This award addresses geometric optimization problems from three areas: shape fitting, image segmentation, and geometric versions of combinatorial optimization problems like set cover. The PIs will examine new problems that have been unearthed by recent work, and will also attack some old problems that have thus far eluded satisfactory solutions.
The shape fitting problem is one of finding the best shape that fits a given set of points from an implicitly given family of shapes. A well known example is: given a set of points in the plane, find the best line that fits them. The PIs will examine questions connected with the development of approximation algorithms for such problems with near-linear running time. In a typical instance of the geometric set cover problem, we are given a set of points and a set of disks in the plane, and we wish to find the smallest subset of the disks that covers all the points. In this example, we want to cover with disks, but in other instances we want to cover with triangles, rectangles, or some other shape. Such algorithmic problems are typically NP-hard, and the PIs aim to develop improved approximation algorithms. One approach to the image segmentation problem views the image as a weighted graph and seeks to find the subset of nodes in the graph with maximum weight, subject to a shape constraint such as one that requires the subset to be ``star-shaped''. Here the PIs are interested in exact algorithms with polynomial running time.

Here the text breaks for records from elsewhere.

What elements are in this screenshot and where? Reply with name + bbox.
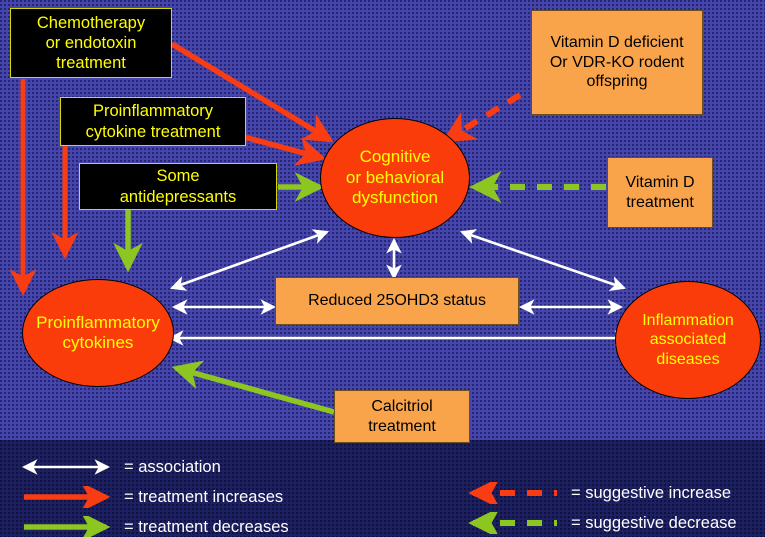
vitd-treatment-line-1: Vitamin D xyxy=(625,173,694,193)
inflammation-line-2: associated xyxy=(642,330,734,349)
diagram-canvas: Chemotherapy or endotoxin treatment Proi… xyxy=(0,0,765,537)
arrow-vitd-deficient-to-cognitive xyxy=(446,95,520,140)
cognitive-line-1: Cognitive xyxy=(346,147,444,167)
node-vitamin-d-deficient-vdr-ko[interactable]: Vitamin D deficient Or VDR-KO rodent off… xyxy=(531,10,703,115)
legend-right: = suggestive increase = suggestive decre… xyxy=(465,478,737,537)
legend-item-treatment-decreases: = treatment decreases xyxy=(18,512,289,537)
antidepressants-line-1: Some xyxy=(120,166,237,186)
node-inflammation-associated-diseases[interactable]: Inflammation associated diseases xyxy=(615,281,761,399)
inflammation-line-3: diseases xyxy=(642,350,734,369)
vitd-deficient-line-2: Or VDR-KO rodent xyxy=(550,53,684,73)
arrow-calcitriol-to-cytokines xyxy=(176,368,334,412)
cytokines-line-1: Proinflammatory xyxy=(36,313,160,333)
legend-label-treatment-increases: = treatment increases xyxy=(122,488,283,507)
chemotherapy-line-1: Chemotherapy xyxy=(37,13,145,33)
calcitriol-line-2: treatment xyxy=(368,417,436,437)
inflammation-line-1: Inflammation xyxy=(642,311,734,330)
reduced-status-label: Reduced 25OHD3 status xyxy=(308,291,486,311)
decrease-arrow-icon xyxy=(18,516,114,537)
cognitive-line-2: or behavioral xyxy=(346,168,444,188)
legend-item-suggestive-decrease: = suggestive decrease xyxy=(465,508,737,537)
node-calcitriol-treatment[interactable]: Calcitriol treatment xyxy=(334,390,470,443)
antidepressants-line-2: antidepressants xyxy=(120,187,237,207)
vitd-treatment-line-2: treatment xyxy=(625,193,694,213)
legend-item-association: = association xyxy=(18,452,289,482)
legend-item-suggestive-increase: = suggestive increase xyxy=(465,478,737,508)
node-proinflammatory-cytokine-treatment[interactable]: Proinflammatory cytokine treatment xyxy=(60,97,246,146)
legend-item-treatment-increases: = treatment increases xyxy=(18,482,289,512)
node-some-antidepressants[interactable]: Some antidepressants xyxy=(79,163,277,210)
cytokine-treatment-line-1: Proinflammatory xyxy=(86,101,221,121)
legend-label-suggestive-decrease: = suggestive decrease xyxy=(569,514,737,533)
suggestive-increase-arrow-icon xyxy=(465,482,561,504)
cognitive-line-3: dysfunction xyxy=(346,188,444,208)
legend-left: = association = treatment increases xyxy=(18,452,289,537)
calcitriol-line-1: Calcitriol xyxy=(368,397,436,417)
chemotherapy-line-3: treatment xyxy=(37,53,145,73)
node-cognitive-dysfunction[interactable]: Cognitive or behavioral dysfunction xyxy=(320,118,470,238)
increase-arrow-icon xyxy=(18,486,114,508)
node-vitamin-d-treatment[interactable]: Vitamin D treatment xyxy=(607,157,713,228)
cytokines-line-2: cytokines xyxy=(36,333,160,353)
legend-label-treatment-decreases: = treatment decreases xyxy=(122,518,289,537)
vitd-deficient-line-1: Vitamin D deficient xyxy=(550,33,684,53)
node-reduced-25ohd3-status[interactable]: Reduced 25OHD3 status xyxy=(275,277,519,325)
legend-label-suggestive-increase: = suggestive increase xyxy=(569,484,731,503)
association-arrow-icon xyxy=(18,456,114,478)
node-proinflammatory-cytokines[interactable]: Proinflammatory cytokines xyxy=(22,279,174,387)
legend-label-association: = association xyxy=(122,458,221,477)
vitd-deficient-line-3: offspring xyxy=(550,72,684,92)
cytokine-treatment-line-2: cytokine treatment xyxy=(86,122,221,142)
node-chemotherapy-treatment[interactable]: Chemotherapy or endotoxin treatment xyxy=(10,8,172,78)
chemotherapy-line-2: or endotoxin xyxy=(37,33,145,53)
suggestive-decrease-arrow-icon xyxy=(465,512,561,534)
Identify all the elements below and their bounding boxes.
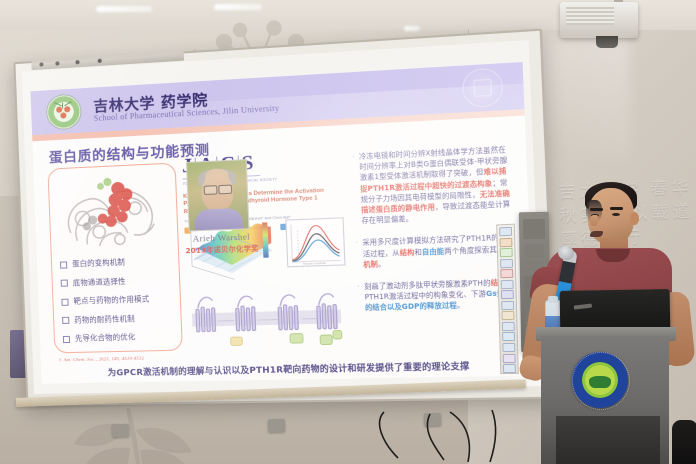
- toolbar-icon-undo[interactable]: [501, 301, 514, 310]
- toolbar-icon-pointer[interactable]: [499, 227, 512, 237]
- speaker-nose: [590, 215, 598, 226]
- gpcr-membrane-activation-scheme: [187, 282, 347, 354]
- checkbox-icon: [60, 261, 67, 268]
- slide-citation: J. Am. Chem. Soc., 2023, 145, 4519-4532: [59, 356, 145, 363]
- laptop-logo: [574, 303, 592, 309]
- paragraph-1-body: 冷冻电镜和时间分辨X射线晶体学方法虽然在时间分辨率上对B类G蛋白偶联受体-甲状旁…: [359, 144, 513, 226]
- tray-clip: [268, 419, 285, 433]
- toolbar-icon-save[interactable]: [503, 353, 516, 362]
- ceiling-light-1: [96, 6, 152, 12]
- slide-conclusion: 为GPCR激活机制的理解与认识以及PTH1R靶向药物的设计和研发提供了重要的理论…: [107, 360, 469, 379]
- portrait-glasses-right: [218, 185, 232, 195]
- checkbox-icon: [63, 335, 70, 342]
- toolbar-icon-shapes[interactable]: [500, 269, 513, 278]
- list-item: 药物的耐药性机制: [62, 312, 177, 325]
- toolbar-icon-text[interactable]: [501, 280, 514, 289]
- paragraph-2: · 采用多尺度计算模拟方法研究了PTH1R的激活过程，从结构和自由能两个角度探索…: [355, 232, 515, 270]
- paragraph-1: · 冷冻电镜和时间分辨X射线晶体学方法虽然在时间分辨率上对B类G蛋白偶联受体-甲…: [352, 144, 513, 226]
- left-topics-panel: 蛋白的变构机制 底物通道选择性 靶点与药物的作用模式 药物的耐药性机制: [47, 162, 183, 353]
- speaker-eyebrow-left: [590, 208, 603, 211]
- list-item: 先导化合物的优化: [63, 331, 178, 344]
- projected-slide: 吉林大学 药学院 School of Pharmaceutical Scienc…: [30, 62, 535, 384]
- projector: [560, 2, 638, 38]
- podium-base: [556, 416, 660, 464]
- list-item: 蛋白的变构机制: [60, 256, 175, 270]
- paragraph-2-body: 采用多尺度计算模拟方法研究了PTH1R的激活过程，从结构和自由能两个角度探索其激…: [362, 232, 515, 270]
- portrait-torso: [194, 208, 243, 232]
- control-panel-display: [523, 219, 545, 239]
- right-text-column: · 冷冻电镜和时间分辨X射线晶体学方法虽然在时间分辨率上对B类G蛋白偶联受体-甲…: [352, 144, 517, 325]
- topics-list: 蛋白的变构机制 底物通道选择性 靶点与药物的作用模式 药物的耐药性机制: [60, 256, 178, 353]
- bullet-dot-icon: ·: [352, 152, 358, 227]
- ceiling-light-3: [404, 26, 420, 31]
- checkbox-icon: [62, 317, 69, 324]
- checkbox-icon: [61, 298, 68, 305]
- protein-structure-ribbon-with-ligand: [57, 170, 170, 254]
- bullet-dot-icon: ·: [357, 282, 361, 314]
- svg-text:Reaction coordinate: Reaction coordinate: [303, 262, 327, 266]
- tray-clip: [112, 424, 129, 438]
- toolbar-icon-select[interactable]: [501, 290, 514, 299]
- projector-vent: [566, 7, 614, 25]
- activation-energy-curve-plot: Reaction coordinate: [285, 217, 345, 267]
- speaker-mouth: [590, 231, 603, 237]
- toolbar-icon-redo[interactable]: [501, 311, 514, 320]
- speaker-eye-right: [612, 213, 620, 216]
- paragraph-3: · 刻画了激动剂多肽甲状旁腺激素PTH的结合，PTH1R激活过程中的构象变化、下…: [357, 277, 517, 314]
- ceiling-light-2: [214, 4, 262, 10]
- list-item: 底物通道选择性: [61, 275, 176, 289]
- toolbar-icon-pen[interactable]: [499, 237, 512, 247]
- floor-cables: [372, 408, 532, 464]
- projector-lens: [596, 36, 618, 48]
- paragraph-3-body: 刻画了激动剂多肽甲状旁腺激素PTH的结合，PTH1R激活过程中的构象变化、下游G…: [364, 277, 517, 314]
- whiteboard-surface: 吉林大学 药学院 School of Pharmaceutical Scienc…: [22, 40, 543, 394]
- emblem-mountain-motif: [589, 376, 611, 388]
- lecture-hall-photo: 吉大之学 春华秋实 文以载道 厚德笃行 吉林大学 药学院: [0, 0, 696, 464]
- list-item: 靶点与药物的作用模式: [61, 293, 176, 306]
- toolbar-icon-eraser[interactable]: [500, 258, 513, 267]
- speaker-ear: [630, 212, 639, 225]
- bullet-dot-icon: ·: [355, 238, 359, 270]
- chair: [672, 420, 696, 464]
- water-bottle-cap: [548, 296, 558, 303]
- portrait-glasses-left: [204, 185, 218, 195]
- speaker-eyebrow-right: [610, 207, 623, 210]
- checkbox-icon: [61, 280, 68, 287]
- toolbar-icon-camera[interactable]: [502, 343, 515, 352]
- toolbar-icon-page-next[interactable]: [502, 332, 515, 341]
- whiteboard-screen[interactable]: 吉林大学 药学院 School of Pharmaceutical Scienc…: [13, 29, 557, 407]
- toolbar-icon-highlighter[interactable]: [500, 248, 513, 257]
- toolbar-icon-settings[interactable]: [503, 364, 516, 373]
- jilin-university-emblem: [572, 352, 628, 408]
- control-panel-power-button[interactable]: [524, 244, 544, 258]
- arieh-warshel-photo: [186, 159, 250, 232]
- toolbar-icon-page-prev[interactable]: [502, 322, 515, 331]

Consider the problems of (a) clustering or identifying the linear trend in data; (b) cheapest placement of sensors to monitor a given region; and (c) automatically identifying the lung portion of a medical image of a lung. The research that this award supports views computer programs for these problems as algorithms for geometric optimization, where we want to maximize a certain quantity subject to several constraints. The research investigates the existence of fast algorithms for such optimization problems. Progress on the problems studied will enhance core knowledge within Computational Geometry, and expand the reach of a graph theoretic approach to medical image analysis.
The proposed work is a rich training ground for PhD students who will be exposed not only to theoretical computational geometry but also to some of its applications. The students will also be enriched in a broader way by graduate courses on approximation algorithms, computational geometry, and applications.